Every law enforcement officer knows the feelings I'm about to describe. Few other professions experience the emotions I'm about to reveal. Nurses, doctors, morticians and maybe a hose-dragger or two, are able to relate to what I'm about to say.
We are constantly surrounded by death. The dead, the dying, the use-to-be. We gun-toters lean toward cynical, mechanical, calloused when it comes to death. We accept it for what it is...a part of life. We take no pleasure in the loss of life, but we also feel unattached to the "normal" emotions that humans typically feel when we witness it. That is of course, until the chilly fingers of death touch someone we care about.
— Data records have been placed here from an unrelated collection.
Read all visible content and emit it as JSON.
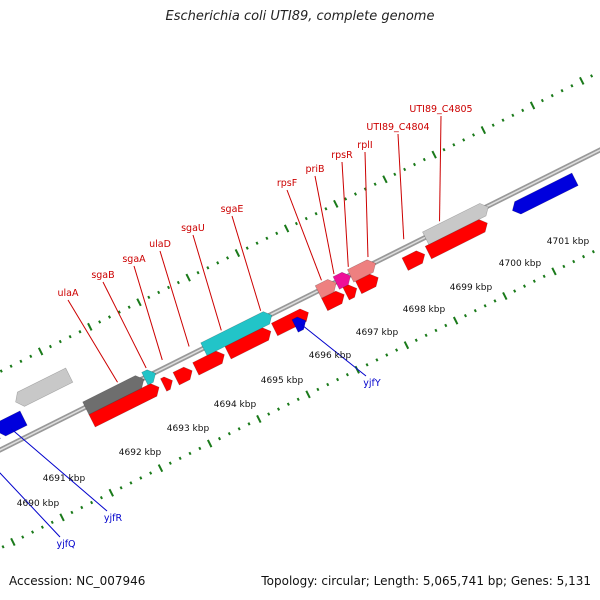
{
  "title": "Escherichia coli UTI89, complete genome",
  "footer": {
    "accession": "Accession: NC_007946",
    "stats": "Topology: circular; Length: 5,065,741 bp; Genes: 5,131"
  },
  "colors": {
    "forward_gene": "#ff0000",
    "forward_label": "#cc0000",
    "reverse_gene": "#0000dd",
    "reverse_label": "#0000cc",
    "cyan_gene": "#22c4c8",
    "gray_gene": "#c8c8c8",
    "darkgray_gene": "#6e6e6e",
    "pink_gene": "#ee8080",
    "magenta_gene": "#ee1099",
    "backbone": "#888888",
    "tick": "#1a7a1a"
  },
  "scale_labels": [
    "4690 kbp",
    "4691 kbp",
    "4692 kbp",
    "4693 kbp",
    "4694 kbp",
    "4695 kbp",
    "4696 kbp",
    "4697 kbp",
    "4698 kbp",
    "4699 kbp",
    "4700 kbp",
    "4701 kbp"
  ],
  "forward_gene_labels": [
    "ulaA",
    "sgaB",
    "sgaA",
    "ulaD",
    "sgaU",
    "sgaE",
    "rpsF",
    "priB",
    "rpsR",
    "rplI",
    "UTI89_C4804",
    "UTI89_C4805"
  ],
  "reverse_gene_labels": [
    "yjfQ",
    "yjfR",
    "yjfY"
  ]
}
When the inevitable happens...we feel way too much. Every nerve fiber in our bodies are on overdrive, every sensory skill tasked to the threshold, every muscle in our jaw clinches to near teeth-breaking strength. And then we collapse into nothingness. Drained of our tears, we lay fragile, broken, spent.
We will eventually recover, but we won't ever be the same. Death (of any kind) hurts. It may be the end of a long term relationship. Or the end of a marriage. It may be the end of a friendship or the end of a career. It may be the loss of a four-legged friend or the loss of mobility or youth.
Any loss, death or otherwise, changes who you are and who you thought you were. It makes you stop, if only for a moment and consider what's important. Death does something else...it sweetens the memories for the ones left behind; for that, I'm grateful.